The 2013 team gave up 14.4 points a game. This year, the Seahawks are giving up only 13.5 through four games. The 2013 team shut down opponents, limiting them to 273.7 yards a game. This year, they are allowing 264. It can be argued that the 2016 team is better at stopping the run. The Seahawks are giving up only 80.3 yards a game on the ground. The 2013 team gave up 101.3.
For talent, the Seahawks’ defensive line is loaded with run-stoppers: Jarran Reed, Tony McDaniel and Ahtyba Rubin. Garrison Smith, picked up off the streets from San Francisco, shows decent run-stopping skills. The developments of Frank Clark and Cassius Marsh give the 2016 team some of pass-rushing talent it had with Avril and Bennett coming off the bench in 2013. The 12-sack start for Seattle is a testament to the addition of their speed.
The biggest argument in favor of the 2016 team is the improved talent on offense.
“We’re growing on offense up front,’’ Carroll said. “They’re doing a good job, and pass protection is a big deal to us right now. We’ll grow in the running game.’”

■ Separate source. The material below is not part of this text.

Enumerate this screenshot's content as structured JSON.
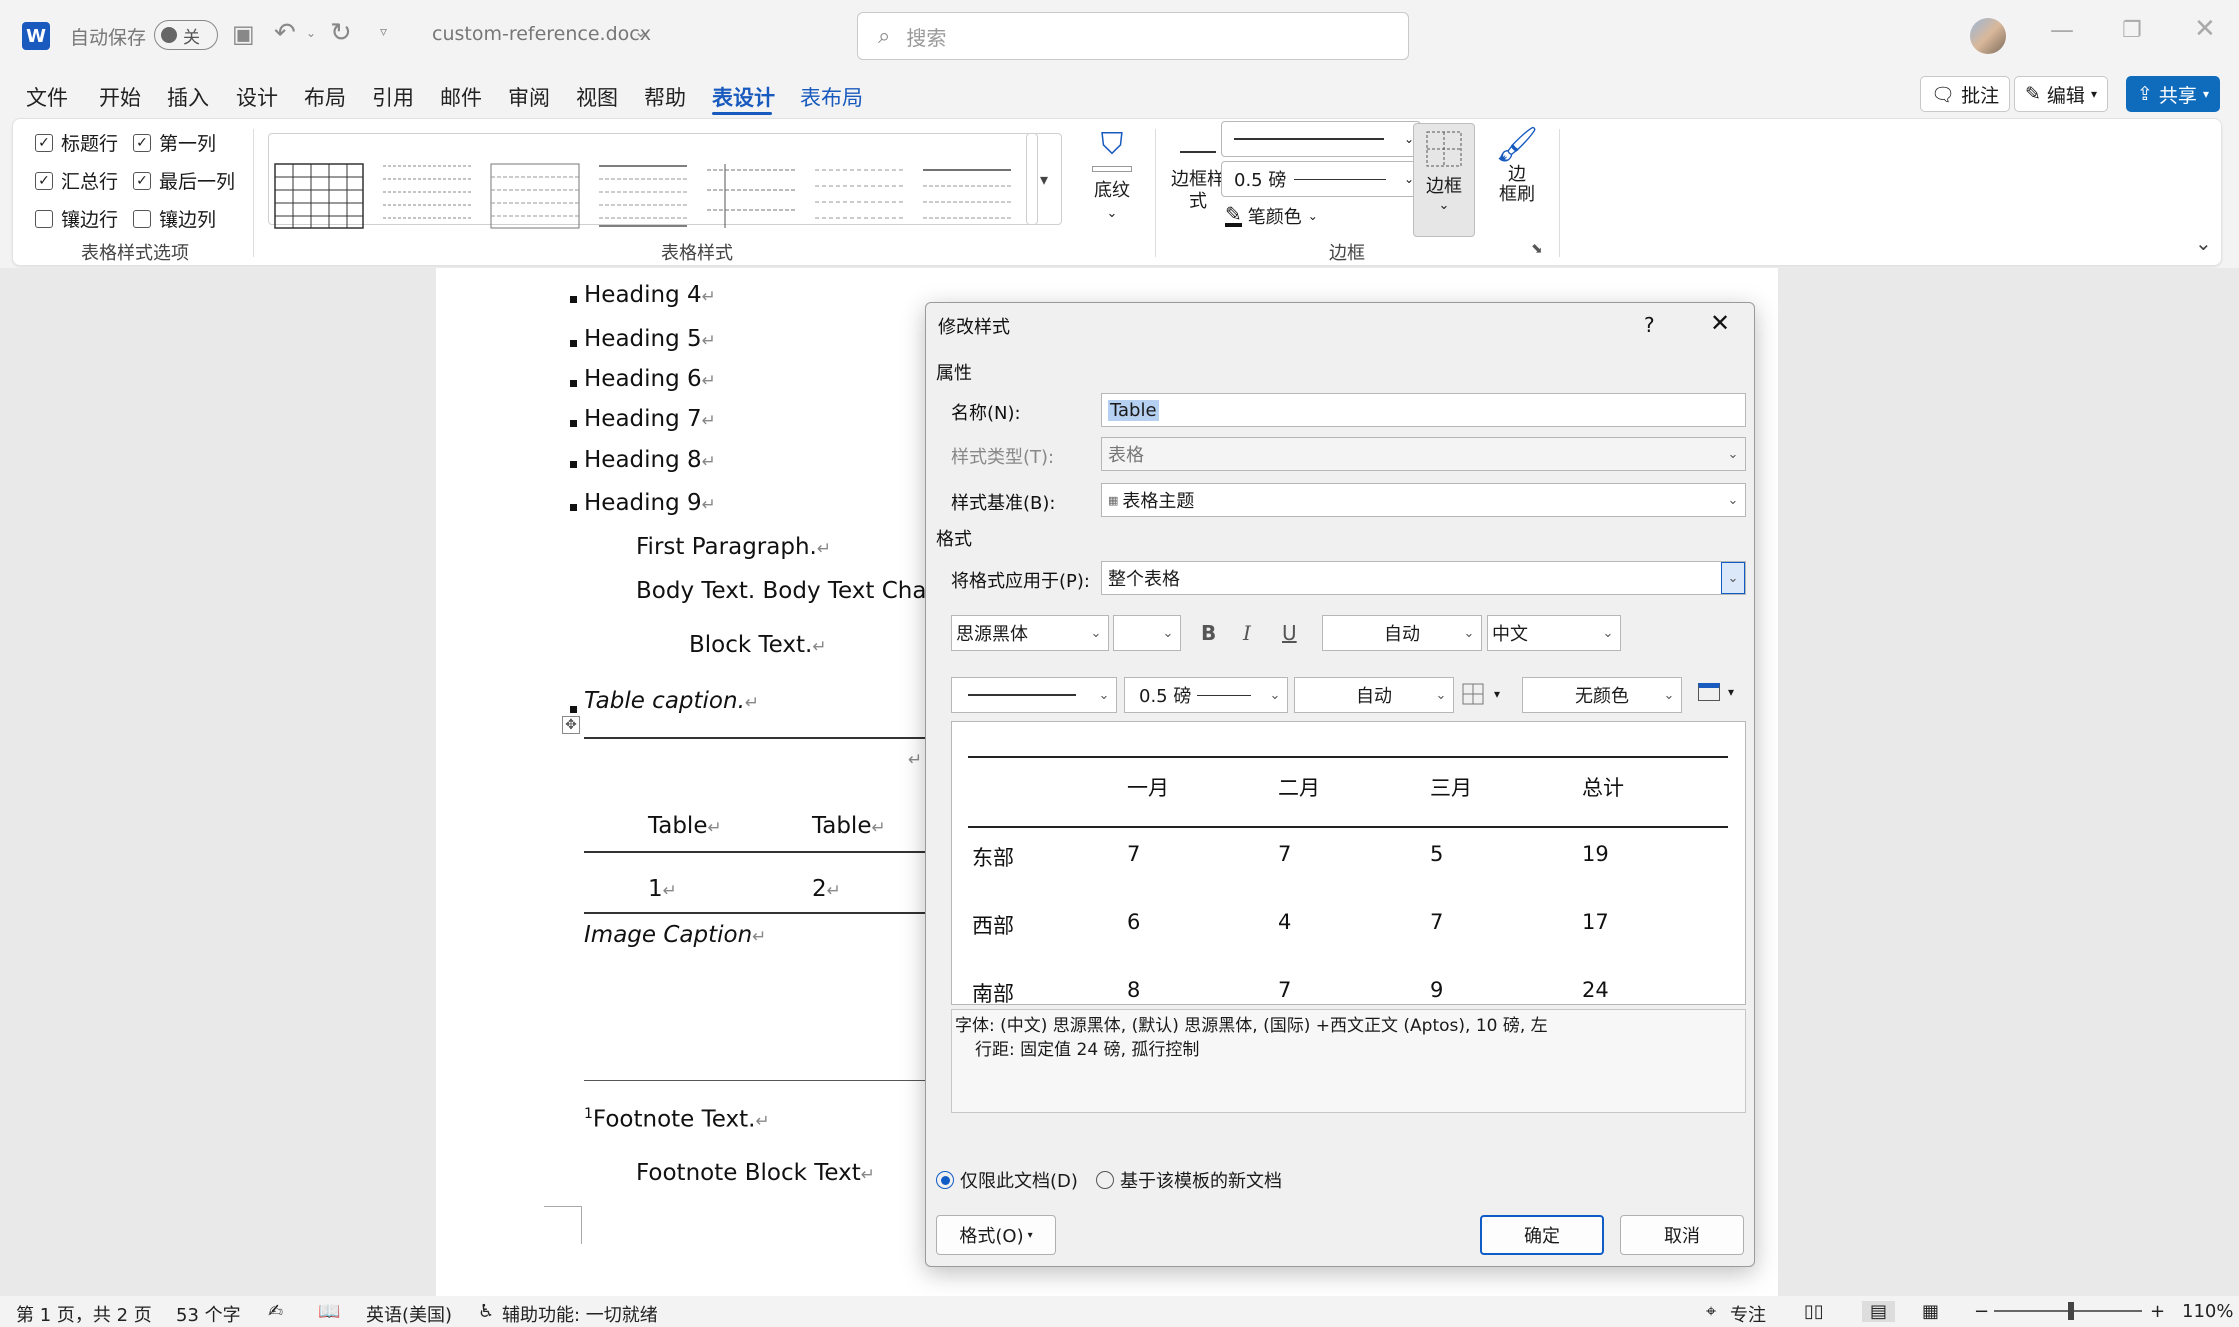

The 2013 team still holds the edge on the offensive line. It had Russell Okung, Max Unger, J.R. Sweezy, James Carpenter and Breno Giacomini. Tom Cable is still sorting out the youth of this current group. The Seahawks may not have Marshawn Lynch in the backfield but they are deep with backs. Jimmy Graham and Doug Baldwin are playing at a Pro Bowl level while the receiving corps as a whole is deeper and faster.
Wilson’s development puts this group over the top. In 2013, he was winning quarterback who could make plays. Now, he’s one of the five best quarterbacks in the league.
“I’ve liked this team all along. I’ve seen it coming,” Carroll said. “Just the way they’ve gone about the work. We have a chance to be really good. We just have to go out there and keep doing it one week at a time and one day at a time and we’ll see where that leaves us.’’
Over the next couple of months, Seattle’s defense will face four quality quarterbacks from the NFC South as well as Tom Brady and Aaron Rodgers. If the Seahawks can hold those offenses down, they may top 2013. We’ll see.